Sometimes, biking all the way to work isn’t feasible. You might live 20 miles away or need to drop off a kid at school. But this is all the more reason to get creative with your commute. Maybe you can cycle to a co-worker’s house and carpool or drive there before biking the rest of the way together. Perhaps your child is interested in biking to school, and you could ride together. Riding to a bus or train stop or a vanpool is another option more and more people are utilizing. Everyone’s commute is different, and no one but you can decide the best routine, accounting for cost, health, time and the environment.
Even if you set yourself up perfectly and the stars align, there are still pros and cons to biking as a commuter. Consider getting on your bike and trying the new commute for a day or a week: the advantages and drawbacks of your specific situation will quickly reveal themselves. In the meantime, here are some things to consider.
The best thing you can do is go to a few local bike shops and ask if they sell used commuting bikes.
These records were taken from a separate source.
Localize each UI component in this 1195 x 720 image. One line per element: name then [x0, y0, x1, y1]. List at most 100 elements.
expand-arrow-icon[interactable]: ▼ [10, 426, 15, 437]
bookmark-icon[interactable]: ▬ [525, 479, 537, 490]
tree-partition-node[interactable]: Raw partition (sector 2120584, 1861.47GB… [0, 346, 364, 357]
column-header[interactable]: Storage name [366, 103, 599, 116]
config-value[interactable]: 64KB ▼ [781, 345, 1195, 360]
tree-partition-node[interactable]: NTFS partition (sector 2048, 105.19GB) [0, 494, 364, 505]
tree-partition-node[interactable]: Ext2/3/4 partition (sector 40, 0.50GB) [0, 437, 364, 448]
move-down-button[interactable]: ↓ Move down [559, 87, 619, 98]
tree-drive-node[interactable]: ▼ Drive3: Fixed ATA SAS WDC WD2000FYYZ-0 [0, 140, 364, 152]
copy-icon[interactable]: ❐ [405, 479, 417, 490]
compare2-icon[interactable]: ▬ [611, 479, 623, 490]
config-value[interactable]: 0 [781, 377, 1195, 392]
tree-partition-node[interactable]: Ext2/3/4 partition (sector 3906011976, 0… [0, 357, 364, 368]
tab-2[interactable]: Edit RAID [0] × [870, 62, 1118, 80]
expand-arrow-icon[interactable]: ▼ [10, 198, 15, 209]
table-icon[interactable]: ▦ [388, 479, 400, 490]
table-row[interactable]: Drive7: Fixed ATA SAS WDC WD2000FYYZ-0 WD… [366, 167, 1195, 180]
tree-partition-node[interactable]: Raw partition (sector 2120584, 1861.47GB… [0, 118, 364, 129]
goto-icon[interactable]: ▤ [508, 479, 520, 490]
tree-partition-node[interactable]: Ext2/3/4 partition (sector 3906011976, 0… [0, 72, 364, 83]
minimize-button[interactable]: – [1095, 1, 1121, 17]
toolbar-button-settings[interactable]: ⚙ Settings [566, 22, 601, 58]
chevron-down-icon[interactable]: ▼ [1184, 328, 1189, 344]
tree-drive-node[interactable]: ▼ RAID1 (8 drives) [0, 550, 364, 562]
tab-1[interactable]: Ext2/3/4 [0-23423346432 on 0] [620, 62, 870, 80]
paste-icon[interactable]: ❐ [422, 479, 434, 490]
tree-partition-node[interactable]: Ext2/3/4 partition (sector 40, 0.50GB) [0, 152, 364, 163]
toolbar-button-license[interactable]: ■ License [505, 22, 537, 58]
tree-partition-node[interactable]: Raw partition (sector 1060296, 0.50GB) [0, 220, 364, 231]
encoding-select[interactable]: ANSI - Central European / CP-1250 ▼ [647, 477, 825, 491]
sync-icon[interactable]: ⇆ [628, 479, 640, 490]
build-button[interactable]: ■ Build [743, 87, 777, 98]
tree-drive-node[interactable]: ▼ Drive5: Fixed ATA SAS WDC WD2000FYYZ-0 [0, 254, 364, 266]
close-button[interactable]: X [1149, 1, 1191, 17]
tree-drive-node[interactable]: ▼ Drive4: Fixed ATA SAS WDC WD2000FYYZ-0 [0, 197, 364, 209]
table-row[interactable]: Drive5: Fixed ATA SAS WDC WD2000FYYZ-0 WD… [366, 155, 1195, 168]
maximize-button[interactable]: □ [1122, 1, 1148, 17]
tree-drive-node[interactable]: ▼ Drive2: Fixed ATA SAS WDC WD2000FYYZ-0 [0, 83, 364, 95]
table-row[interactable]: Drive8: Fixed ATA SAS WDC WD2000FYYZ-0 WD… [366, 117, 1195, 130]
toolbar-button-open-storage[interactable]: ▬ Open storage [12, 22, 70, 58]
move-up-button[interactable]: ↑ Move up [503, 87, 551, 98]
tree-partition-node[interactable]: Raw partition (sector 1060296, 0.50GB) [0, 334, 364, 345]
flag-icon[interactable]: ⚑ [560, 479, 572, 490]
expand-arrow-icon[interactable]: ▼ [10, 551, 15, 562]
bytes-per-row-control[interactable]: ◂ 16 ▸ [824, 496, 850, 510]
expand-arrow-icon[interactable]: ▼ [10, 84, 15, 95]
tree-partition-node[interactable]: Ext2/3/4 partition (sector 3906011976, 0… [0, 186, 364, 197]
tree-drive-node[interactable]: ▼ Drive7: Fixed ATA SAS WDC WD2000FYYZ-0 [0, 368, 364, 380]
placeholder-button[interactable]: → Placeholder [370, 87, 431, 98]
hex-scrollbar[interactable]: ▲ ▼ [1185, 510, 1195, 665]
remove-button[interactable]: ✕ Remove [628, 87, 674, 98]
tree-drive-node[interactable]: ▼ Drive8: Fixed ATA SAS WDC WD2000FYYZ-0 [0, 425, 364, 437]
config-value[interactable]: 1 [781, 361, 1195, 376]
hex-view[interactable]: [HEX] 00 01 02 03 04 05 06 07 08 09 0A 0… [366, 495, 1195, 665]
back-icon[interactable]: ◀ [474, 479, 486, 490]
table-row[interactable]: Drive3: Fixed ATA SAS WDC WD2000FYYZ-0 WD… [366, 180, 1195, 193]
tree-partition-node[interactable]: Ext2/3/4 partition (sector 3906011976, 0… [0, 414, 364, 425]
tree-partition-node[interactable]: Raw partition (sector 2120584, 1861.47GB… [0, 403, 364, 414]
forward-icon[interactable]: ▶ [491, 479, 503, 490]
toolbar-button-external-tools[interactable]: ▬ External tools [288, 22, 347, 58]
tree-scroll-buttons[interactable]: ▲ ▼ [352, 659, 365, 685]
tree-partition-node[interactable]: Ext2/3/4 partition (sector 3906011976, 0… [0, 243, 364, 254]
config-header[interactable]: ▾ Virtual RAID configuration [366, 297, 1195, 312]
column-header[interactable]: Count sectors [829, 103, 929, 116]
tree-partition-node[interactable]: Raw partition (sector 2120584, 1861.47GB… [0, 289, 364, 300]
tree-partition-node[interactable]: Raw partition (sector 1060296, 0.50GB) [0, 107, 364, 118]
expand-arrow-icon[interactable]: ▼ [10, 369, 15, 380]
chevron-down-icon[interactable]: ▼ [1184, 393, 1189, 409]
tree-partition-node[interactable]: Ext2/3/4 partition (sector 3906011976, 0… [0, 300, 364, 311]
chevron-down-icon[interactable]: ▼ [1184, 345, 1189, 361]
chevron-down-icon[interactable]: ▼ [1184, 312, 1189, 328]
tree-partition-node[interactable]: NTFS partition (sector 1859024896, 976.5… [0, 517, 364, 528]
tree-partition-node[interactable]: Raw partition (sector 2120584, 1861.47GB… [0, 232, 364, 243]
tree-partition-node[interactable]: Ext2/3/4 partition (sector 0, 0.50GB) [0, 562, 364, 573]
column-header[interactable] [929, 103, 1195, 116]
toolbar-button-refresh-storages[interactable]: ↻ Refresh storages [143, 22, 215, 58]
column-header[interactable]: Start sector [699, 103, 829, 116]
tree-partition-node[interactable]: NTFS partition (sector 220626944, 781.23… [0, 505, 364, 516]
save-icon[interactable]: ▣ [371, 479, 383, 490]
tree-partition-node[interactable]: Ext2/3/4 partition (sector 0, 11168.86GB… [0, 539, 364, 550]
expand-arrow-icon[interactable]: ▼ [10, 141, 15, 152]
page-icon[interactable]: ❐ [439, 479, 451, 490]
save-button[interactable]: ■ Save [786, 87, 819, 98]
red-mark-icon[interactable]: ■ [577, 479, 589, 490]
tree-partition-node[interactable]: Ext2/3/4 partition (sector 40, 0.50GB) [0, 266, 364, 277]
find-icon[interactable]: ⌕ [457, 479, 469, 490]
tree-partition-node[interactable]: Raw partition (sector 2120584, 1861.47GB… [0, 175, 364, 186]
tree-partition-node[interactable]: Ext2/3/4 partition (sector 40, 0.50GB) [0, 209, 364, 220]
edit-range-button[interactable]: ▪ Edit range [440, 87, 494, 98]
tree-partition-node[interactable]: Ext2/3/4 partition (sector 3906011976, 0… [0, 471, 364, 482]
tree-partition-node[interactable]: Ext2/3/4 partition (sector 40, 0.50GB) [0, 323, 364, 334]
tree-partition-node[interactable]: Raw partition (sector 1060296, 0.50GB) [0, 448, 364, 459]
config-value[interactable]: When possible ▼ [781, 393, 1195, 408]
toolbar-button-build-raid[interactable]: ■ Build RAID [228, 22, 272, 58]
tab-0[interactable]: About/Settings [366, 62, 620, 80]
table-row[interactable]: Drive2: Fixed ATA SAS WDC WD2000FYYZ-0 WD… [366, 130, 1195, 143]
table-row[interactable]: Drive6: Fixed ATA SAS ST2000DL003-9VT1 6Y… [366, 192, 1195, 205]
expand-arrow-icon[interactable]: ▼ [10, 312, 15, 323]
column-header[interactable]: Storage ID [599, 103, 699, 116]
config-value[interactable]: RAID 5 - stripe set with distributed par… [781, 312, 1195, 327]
The people who work at these shops know the local area and bike routes and will be able to hook you up with the best bike for your commute for much cheaper than a brand-new Consumer Reports top-pick commuting bike. That said, bicycling.com ranks the Raleigh Redux 1, the Brooklyn Lorimer and the Marin Presidio 1 as some of 2019 best commuter bikes.
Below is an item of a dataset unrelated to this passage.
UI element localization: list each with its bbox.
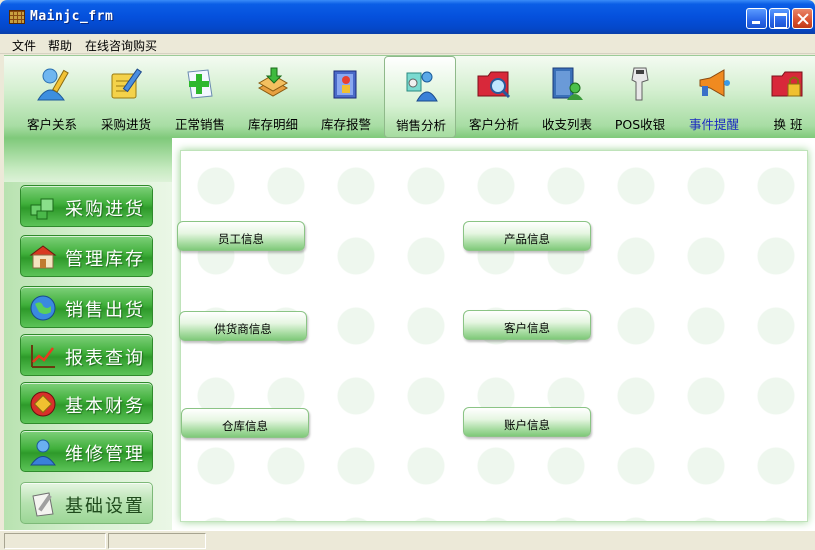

Yes. But so is driving. Which one is more dangerous completely depends on how one measures danger. There are tens of thousands of car-related deaths a year in the US compared to a few hundred cycling deaths. But many more miles are covered by car than by bike. If you take this into consideration, there are more cycling deaths per mile then there are car deaths per mile. But we're often more likely to drive far distances in a car rather than a bike, and if you account for deaths per the number of hours driving or hours riding a bike, it's about equal. This isn’t factoring in the health benefits and increases in life expectancy that result from biking and exercising in general. A lot of factors, including route, gear and weather, influence the safety of cycling and the safety of driving. But at the end of the day, cars and unaware drivers are what make cycling unsafe: so, the more people who bike and fewer who drive, the safer cycling will become.
“Enough” is a hard concept to quantify. Is your ride one mile or 20? Are you biking there and back? Are you trying to keep your heart rate and blood pressure steady, or are you hoping to do a triathlon next month? These are all factors to consider. Most sources suggest 60 “active” minutes a day, so if you're biking 30 minutes each way to work, that certainly counts as your 60 minutes. If you are often running around for your job, up and downstairs, across the street, etc., maybe you don’t need your commute to be 30 minutes each way. The nice thing about biking to work is that you can take it as hard or easy as you want: you can sprint or cruise, tack on five miles or bike straight there — the choice is up to you.